Tuesday, October 20, 2009

Ramparts Gallantly Streaming

Ramparts Magazine shouldn't get any other reputation, other than the consensus that it was a serious magazine that wrote serious stories. In its 13 year lifespan, Ramparts caused a fair amount of controversy and managed to raise more than a few eyebrows, but it wasn't purely about creating a buzz. It was born in the Bay Area and was originally created as a Catholic literary quarterly, but blatantly pushed the New Left agenda at the time of strong, clear opposition of the Vietnam war and arguably failing, religiously oriented Right Wing ideologies. And it looked good too.

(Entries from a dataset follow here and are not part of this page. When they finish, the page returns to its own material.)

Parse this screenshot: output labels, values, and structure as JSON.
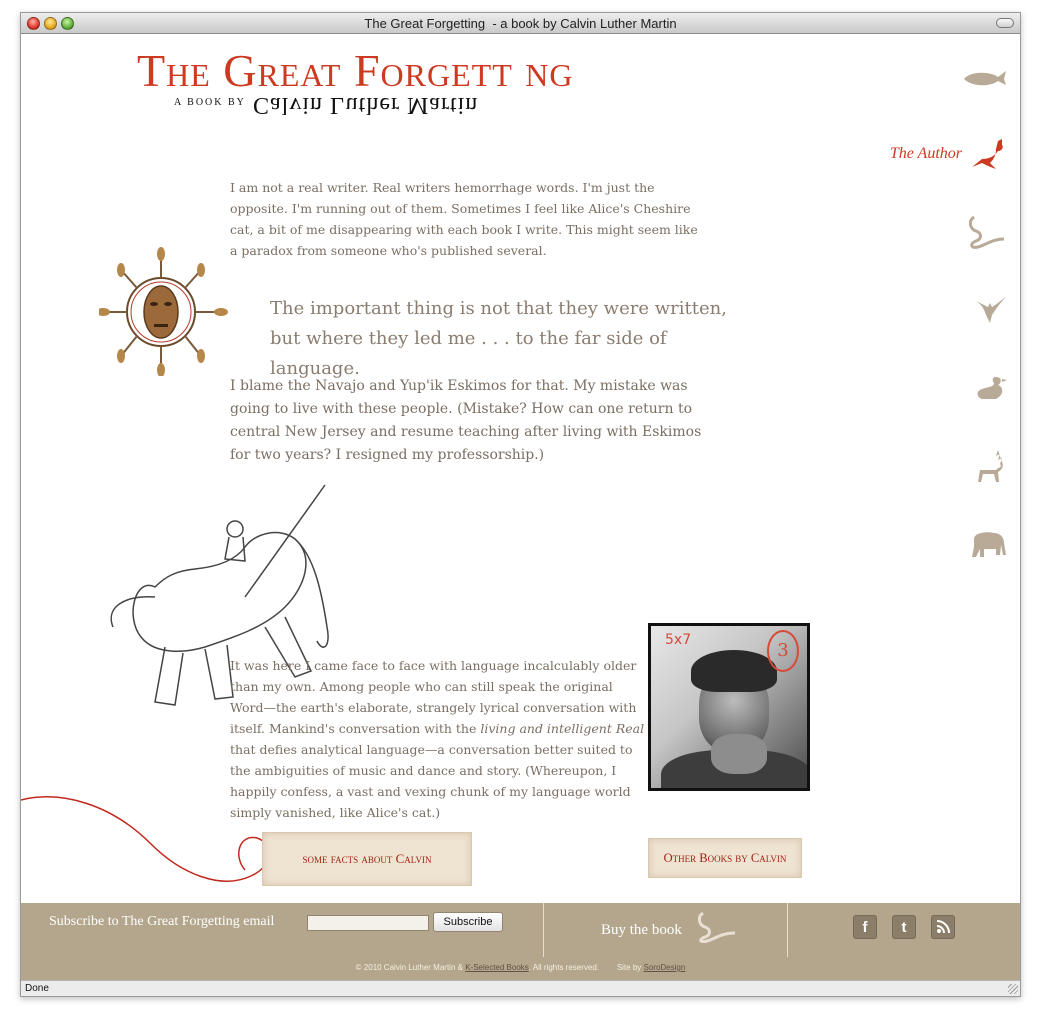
{
  "window": {
    "title": "The Great Forgetting  - a book by Calvin Luther Martin",
    "status": "Done"
  },
  "header": {
    "title": "The Great Forgett ng",
    "byline_small": "A BOOK BY",
    "byline_author": "Calvin Luther Martin"
  },
  "content": {
    "paragraph1": "I am not a real writer. Real writers hemorrhage words. I'm just the opposite. I'm running out of them. Sometimes I feel like Alice's Cheshire cat, a bit of me disappearing with each book I write. This might seem like a paradox from someone who's published several.",
    "quote_line1": "The important thing is not that they were written,",
    "quote_line2": "but where they led me . . . to the far side of language.",
    "paragraph2": "I blame the Navajo and Yup'ik Eskimos for that. My mistake was going to live with these people. (Mistake? How can one return to central New Jersey and resume teaching after living with Eskimos for two years? I resigned my professorship.)",
    "paragraph3_a": "It was here I came face to face with language incalculably older than my own. Among people who can still speak the original Word—the earth's elaborate, strangely lyrical conversation with itself. Mankind's conversation with the ",
    "paragraph3_em": "living and intelligent Real",
    "paragraph3_b": " that defies analytical language—a conversation better suited to the ambiguities of music and dance and story. (Whereupon, I happily confess, a vast and vexing chunk of my language world simply vanished, like Alice's cat.)",
    "photo_mark_size": "5x7",
    "photo_mark_number": "3"
  },
  "nav": {
    "active_label": "The Author",
    "icons": [
      "whale-icon",
      "kangaroo-icon",
      "snake-icon",
      "bat-icon",
      "duck-icon",
      "caribou-icon",
      "elephant-icon"
    ]
  },
  "links": {
    "facts": "some facts about Calvin",
    "other_books": "Other Books by Calvin"
  },
  "footer": {
    "subscribe_label": "Subscribe to The Great Forgetting email",
    "subscribe_input_value": "",
    "subscribe_button": "Subscribe",
    "buy_label": "Buy the book",
    "copyright_prefix": "© 2010 Calvin Luther Martin & ",
    "copyright_link": "K-Selected Books",
    "copyright_suffix": ". All rights reserved.",
    "site_by_prefix": "Site by ",
    "site_by_link": "SoroDesign"
  },
  "colors": {
    "accent_red": "#cc3a22",
    "body_text": "#7a6e63",
    "footer_bg": "#b3a68c",
    "nav_icon": "#b9aa98"
  }
}
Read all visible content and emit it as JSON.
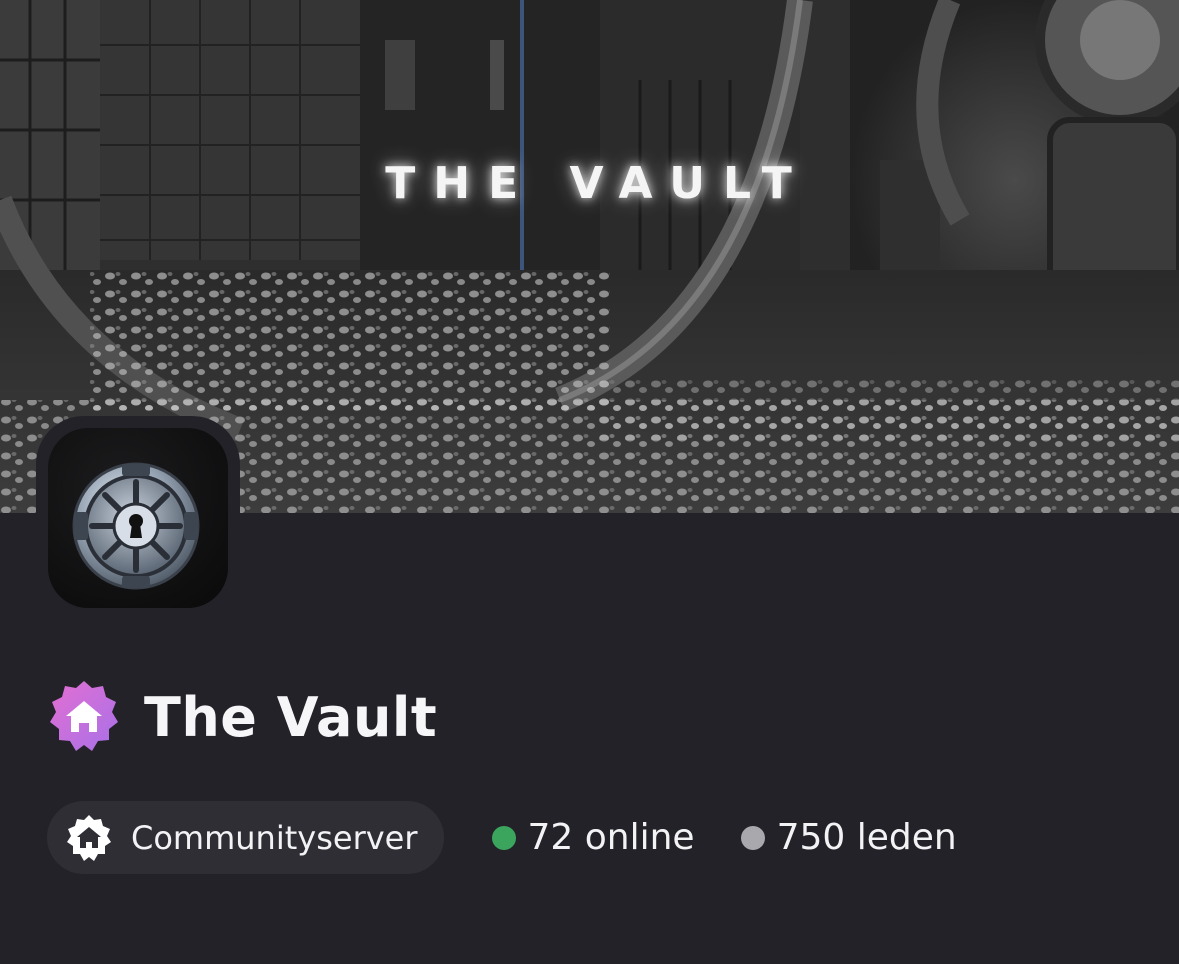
{
  "banner": {
    "title": "THE VAULT"
  },
  "server": {
    "name": "The Vault",
    "type_label": "Communityserver",
    "online": "72 online",
    "members": "750 leden"
  },
  "icons": {
    "badge": "home-icon",
    "type": "home-icon"
  },
  "colors": {
    "background": "#232228",
    "pill": "#2f2e35",
    "online_dot": "#3ba55d",
    "members_dot": "#a8a8ad",
    "badge_gradient_start": "#e46fd2",
    "badge_gradient_end": "#a770e8"
  }
}
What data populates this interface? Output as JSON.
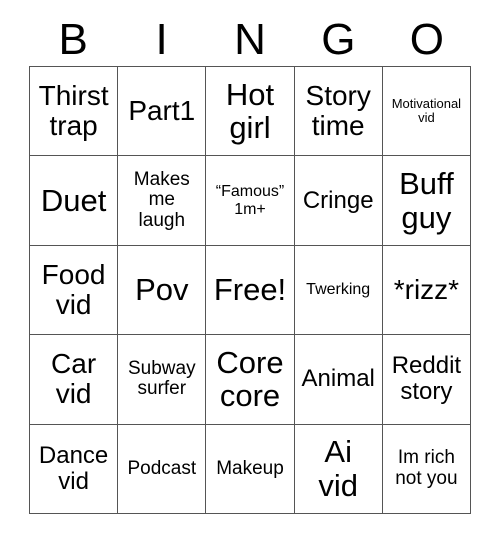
{
  "card": {
    "title": "BINGO",
    "header": {
      "letters": [
        "B",
        "I",
        "N",
        "G",
        "O"
      ]
    },
    "colors": {
      "background": "#ffffff",
      "text": "#000000",
      "gridline": "#555555"
    },
    "grid": {
      "rows": 5,
      "columns": 5,
      "free_space": {
        "row": 3,
        "column": 3,
        "label": "Free!"
      },
      "cells": [
        [
          {
            "label": "Thirst\ntrap",
            "size": "lg"
          },
          {
            "label": "Part1",
            "size": "lg"
          },
          {
            "label": "Hot\ngirl",
            "size": "xl"
          },
          {
            "label": "Story\ntime",
            "size": "lg"
          },
          {
            "label": "Motivational\nvid",
            "size": "xxs"
          }
        ],
        [
          {
            "label": "Duet",
            "size": "xl"
          },
          {
            "label": "Makes\nme\nlaugh",
            "size": "sm"
          },
          {
            "label": "“Famous”\n1m+",
            "size": "xs"
          },
          {
            "label": "Cringe",
            "size": "md"
          },
          {
            "label": "Buff\nguy",
            "size": "xl"
          }
        ],
        [
          {
            "label": "Food\nvid",
            "size": "lg"
          },
          {
            "label": "Pov",
            "size": "xl"
          },
          {
            "label": "Free!",
            "size": "xl"
          },
          {
            "label": "Twerking",
            "size": "xs"
          },
          {
            "label": "*rizz*",
            "size": "lg"
          }
        ],
        [
          {
            "label": "Car\nvid",
            "size": "lg"
          },
          {
            "label": "Subway\nsurfer",
            "size": "sm"
          },
          {
            "label": "Core\ncore",
            "size": "xl"
          },
          {
            "label": "Animal",
            "size": "md"
          },
          {
            "label": "Reddit\nstory",
            "size": "md"
          }
        ],
        [
          {
            "label": "Dance\nvid",
            "size": "md"
          },
          {
            "label": "Podcast",
            "size": "sm"
          },
          {
            "label": "Makeup",
            "size": "sm"
          },
          {
            "label": "Ai\nvid",
            "size": "xl"
          },
          {
            "label": "Im rich\nnot you",
            "size": "sm"
          }
        ]
      ]
    }
  }
}
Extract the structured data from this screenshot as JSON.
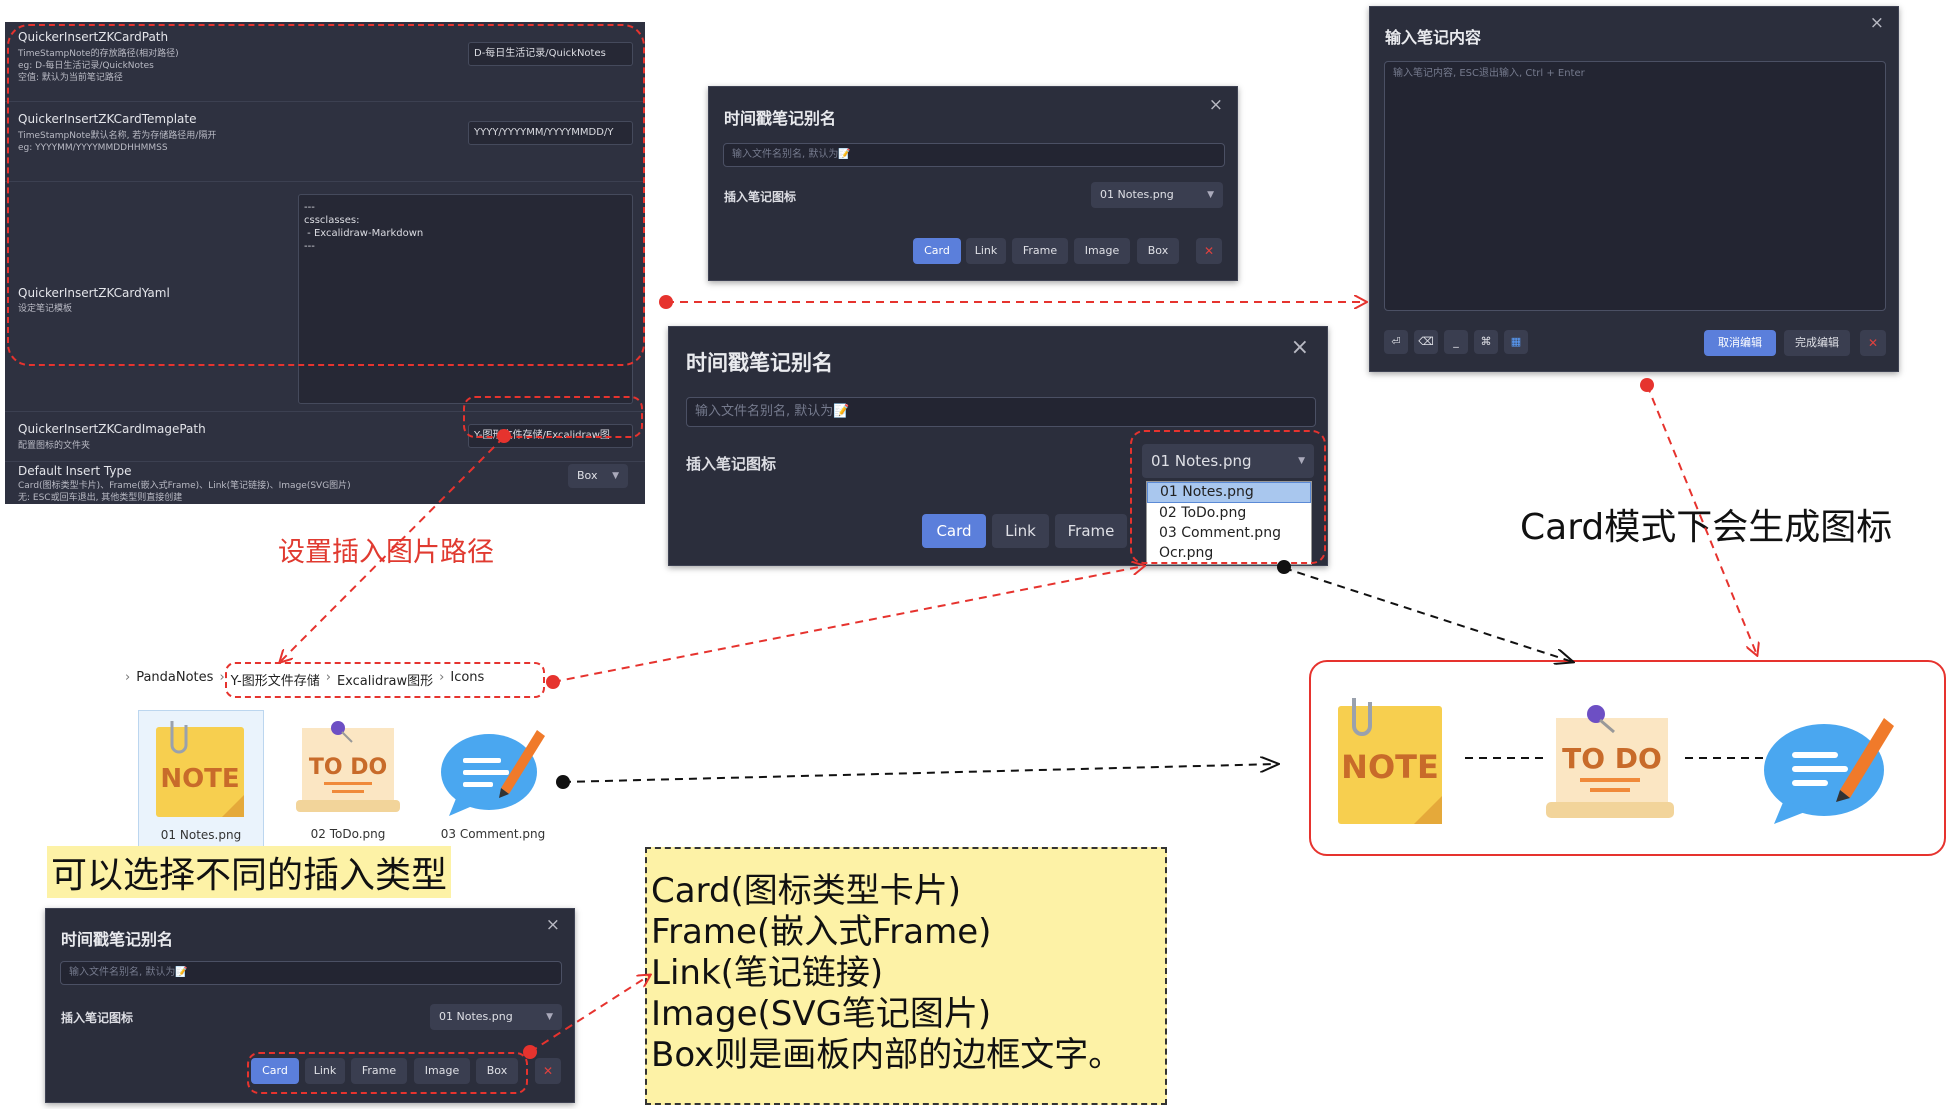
{
  "settings": {
    "rows": [
      {
        "name": "QuickerInsertZKCardPath",
        "desc": "TimeStampNote的存放路径(相对路径)\neg: D-每日生活记录/QuickNotes\n空值: 默认为当前笔记路径",
        "value": "D-每日生活记录/QuickNotes"
      },
      {
        "name": "QuickerInsertZKCardTemplate",
        "desc": "TimeStampNote默认名称, 若为存储路径用/隔开\neg: YYYYMM/YYYYMMDDHHMMSS",
        "value": "YYYY/YYYYMM/YYYYMMDD/Y"
      },
      {
        "name": "QuickerInsertZKCardYaml",
        "desc": "设定笔记模板",
        "value": "---\ncssclasses:\n - Excalidraw-Markdown\n---"
      },
      {
        "name": "QuickerInsertZKCardImagePath",
        "desc": "配置图标的文件夹",
        "value": "Y-图形文件存储/Excalidraw图"
      },
      {
        "name": "Default Insert Type",
        "desc": "Card(图标类型卡片)、Frame(嵌入式Frame)、Link(笔记链接)、Image(SVG图片)\n无: ESC或回车退出, 其他类型则直接创建",
        "value": "Box"
      }
    ]
  },
  "dialog_small": {
    "title": "时间戳笔记别名",
    "close": "×",
    "placeholder": "输入文件名别名, 默认为📝",
    "icon_label": "插入笔记图标",
    "icon_value": "01 Notes.png",
    "buttons": [
      "Card",
      "Link",
      "Frame",
      "Image",
      "Box",
      "✕"
    ]
  },
  "dialog_large": {
    "title": "时间戳笔记别名",
    "close": "×",
    "placeholder": "输入文件名别名, 默认为📝",
    "icon_label": "插入笔记图标",
    "icon_value": "01 Notes.png",
    "buttons": [
      "Card",
      "Link",
      "Frame"
    ],
    "options": [
      "01 Notes.png",
      "02 ToDo.png",
      "03 Comment.png",
      "Ocr.png"
    ]
  },
  "dialog_bottom": {
    "title": "时间戳笔记别名",
    "close": "×",
    "placeholder": "输入文件名别名, 默认为📝",
    "icon_label": "插入笔记图标",
    "icon_value": "01 Notes.png",
    "buttons": [
      "Card",
      "Link",
      "Frame",
      "Image",
      "Box",
      "✕"
    ]
  },
  "note_editor": {
    "title": "输入笔记内容",
    "close": "×",
    "placeholder": "输入笔记内容, ESC退出输入, Ctrl + Enter",
    "cancel": "取消编辑",
    "done": "完成编辑",
    "x": "✕"
  },
  "breadcrumb": [
    "PandaNotes",
    "Y-图形文件存储",
    "Excalidraw图形",
    "Icons"
  ],
  "files": [
    "01 Notes.png",
    "02 ToDo.png",
    "03 Comment.png"
  ],
  "annotations": {
    "image_path": "设置插入图片路径",
    "card_mode": "Card模式下会生成图标",
    "insert_types": "可以选择不同的插入类型",
    "types_list": [
      "Card(图标类型卡片)",
      "Frame(嵌入式Frame)",
      "Link(笔记链接)",
      "Image(SVG笔记图片)",
      "Box则是画板内部的边框文字。"
    ]
  },
  "icons": {
    "note": "NOTE",
    "todo": "TO DO"
  },
  "colors": {
    "accent": "#5b7fdb",
    "annotation_red": "#e6332e",
    "highlight": "#fdf2a6",
    "panel": "#2f3241"
  }
}
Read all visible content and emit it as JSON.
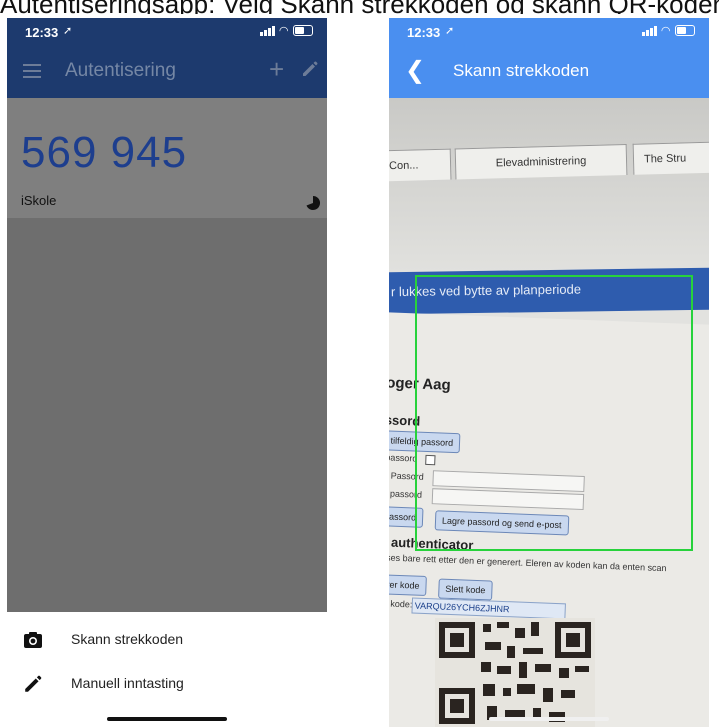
{
  "caption": {
    "text": "Autentiseringsapp: Velg Skann strekkoden og skann QR-koden fra iSkole"
  },
  "left_phone": {
    "status": {
      "time": "12:33",
      "location_icon": "location-arrow-icon"
    },
    "appbar": {
      "title": "Autentisering",
      "menu_icon": "hamburger-icon",
      "add_icon": "plus-icon",
      "edit_icon": "pencil-icon"
    },
    "account": {
      "code": "569 945",
      "name": "iSkole",
      "timer_icon": "countdown-pie-icon"
    },
    "sheet": {
      "items": [
        {
          "label": "Skann strekkoden",
          "icon": "camera-icon"
        },
        {
          "label": "Manuell inntasting",
          "icon": "pencil-icon"
        }
      ]
    }
  },
  "right_phone": {
    "status": {
      "time": "12:33"
    },
    "appbar": {
      "title": "Skann strekkoden",
      "back_icon": "chevron-left-icon"
    },
    "camera_view": {
      "tabs": [
        "ff Con...",
        "Elevadministrering",
        "The Stru"
      ],
      "banner": "r lukkes ved bytte av planperiode",
      "heading": "oger Aag",
      "section_password": "ssord",
      "btn_random": "r tilfeldig passord",
      "lbl_password_chk": "passord",
      "lbl_password": "Passord",
      "lbl_password2": "passord",
      "btn_save_pw": "passord",
      "btn_save_send": "Lagre passord og send e-post",
      "section_auth": "e authenticator",
      "note": "vises bare rett etter den er generert. Eleren av koden kan da enten scan",
      "btn_generate": "erer kode",
      "btn_delete": "Slett kode",
      "lbl_key": "gle kode:",
      "key_value": "VARQU26YCH6ZJHNR"
    },
    "scan_frame_color": "#27d23b"
  },
  "colors": {
    "left_bar": "#1d3a6e",
    "right_bar": "#4a8ff0",
    "code_blue": "#1d3e8e"
  }
}
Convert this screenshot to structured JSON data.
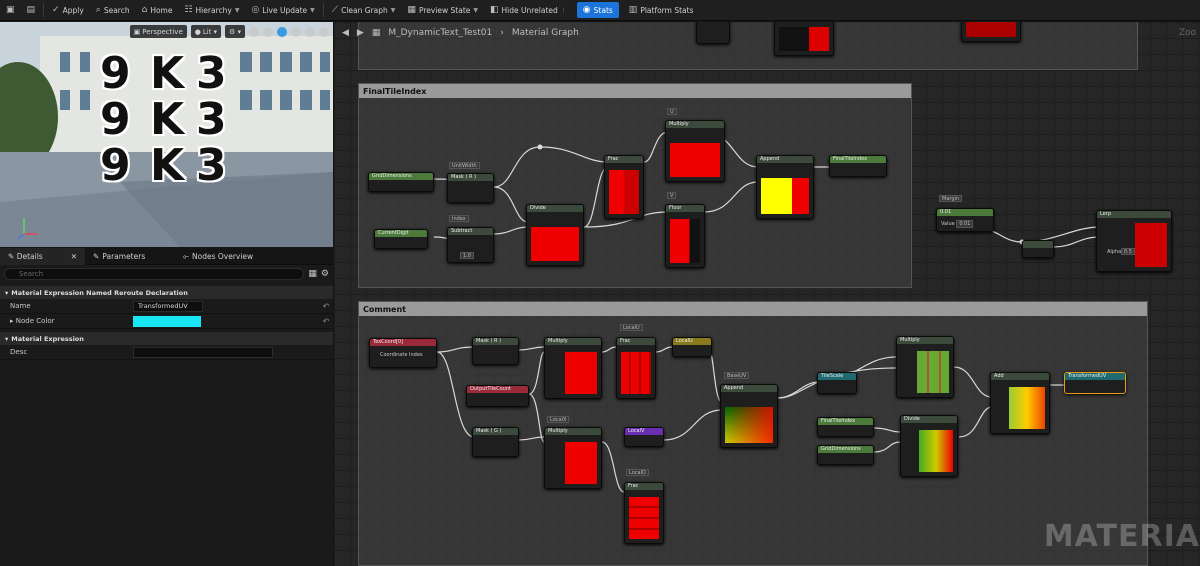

In his recent New York Times book review, writer Dwight Garner mentions that Ramparts "was printed on glossy stock and, rare for an alternative magazine, had national distribution."

But then points out "Ramparts’ politics were grainy, shifty, hard to define. The magazine spent so much time savaging the liberal consensus in its editorials, Mr. Richardson suggests, that it afflicted conservatism less than it should have."

Peter Richardson, author of A Bomb In Every Issue, a new concise overview of Ramparts history and purpose, says that the magazine "had this Bay Area irreverence." And contrary to what some writers are saying about Ramparts being in the same conversation as other underground publications of the same time such as The Berkeley Burb, "it was not an underground publication. In fact it was quite the opposite," says Richardson. "It was off the ground."

Ramparts was founded by Edward M. Keating and over the years, had a great number of well known contributors including Angela Davis, Noam Chomsky, and Cesar Chavez.

And as far as Garner's argument that Richardson's book had very little on the "history of America’s alternative, rabble-rousing press, from Tom Paine’s days through our own," Ramparts was prominent, influential, and a publication part of an entirely different era. How could it possibly be compared to the writing of Paine's days?

"Tom paine? That's from the colonial era!," says Richardson. "I can't join him on that one." Neither can I.

Today, I wish we could watch more Ramparts that are so gallantly streaming... right now in the media and on the news stands.